Let’s set aside for a moment the history of the penal colony with its rebellious Irishmen and workers demanding their rights who were exiled there as criminals. And then there were the women from the same “criminal classes” who were sent there to see to the men’s needs and increase the population.

Let’s also ignore for a minute the horrific stories of manhunts and genocide carried out against native peoples. Let’s ignore Serco, a private company that operates (for profit) the mass detention centers for visa-less refugees, under conditions that have been severely criticized. Let’s ignore that this multinational outsourcing company is based in Britain.

In other words, let’s ignore for a minute the layers of institutionalized cruelty prevailing today as it did among the ruling classes in England during the 18th and 19th centuries, as well as the cruelty with which Australians engineered the lives of non-British migrants. First they were Europeans such as dark-skinned Italians and Greeks who were Christians nonetheless. Then, God help us, they were Asians.

The land is large and needs laborers – “populate or perish” was the rallying cry in the mid-20th century. Australian labor unions chalked up some impressive achievements in their struggle to establish the eight-hour workday at the end of the 19th century, but they objected to importing competing laborers from China. These unions, obviously, didn’t include the Aborigines or oppose the Aborigines’ brutal dispossession.

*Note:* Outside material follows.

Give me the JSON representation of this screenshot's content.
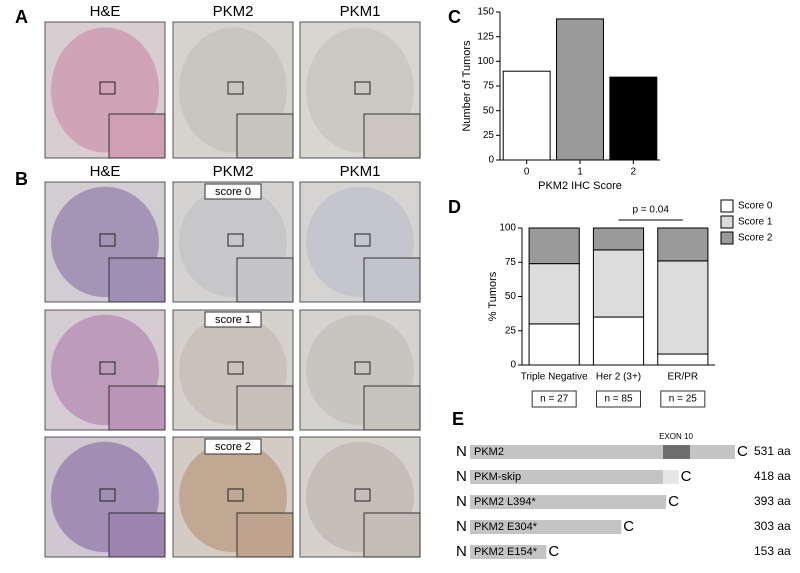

Perpetuation of military prowess

If one ignores all the cruelty, the architecture reflects the natural yearnings of perfectly ordinary people to expand England, London or Dublin a little — to gain more land for their villages and pasture land for their sheep. In the course of all this, unintentionally, truly inadvertently, native peoples were evicted.

The imported filigreed woodwork on the front of homes captures in a nutshell the people’s hopes for a better life, along with the look, esthetics, vegetation and prayer books from back home. Compared to the United States, the British colony in Australia looks very fresh.

“I speak to you as one settler to another” is how I usually start my lectures to the converted, namely audiences who oppose the Israeli occupation (it’s my habit to tell listeners things they don’t want to hear). My audience members clear their throats, pause and giggle with embarrassment.

I was surprised to learn that they don’t experience the urban surroundings they live in as a settlement, as a colonial import, as a perpetuation of military prowess and white supremacy. This is the case even though before every event they declared that the land we were on was Aboriginal land, noting even the name of the displaced native tribe or people.

“But at some point settlers also become natives,” I said, adding my contribution to the sociopolitical analysis of their cognitive dissonance between their comfortable lives and their ceremonial declarations.

In saying all this, I’m aiming at something that I’ll address in the future. At this point I’ll add that on May 1, in the city of Dunedin on New Zealand’s southern island, only 30 or 40 people came to a rally to show solidarity with a struggle against the Western Australia authorities, who intend to stop funding health, education and infrastructure to remote Aboriginal communities, thus causing their disintegration. One sign read “boycott Australia,” while another read “boycott Australian sport.”

“This isn’t a very new slogan, but boycotting Australia isn’t possible due to the tight commercial links we have with it,” a local radio correspondent told me.

“On the other hand, one could imagine boycotting sporting events – the boycott of South Africa’s rugby team during the apartheid years is still very much alive in people’s memories. On the other hand, rugby is a religion here and fans won’t support a boycott very easily,” he said.

“However, some of the best players are Maori, New Zealand’s Aboriginal people. Maybe they will demand a boycott. Ultimately, the call for a boycott is important even as a token, since it raises awareness and international pressure.”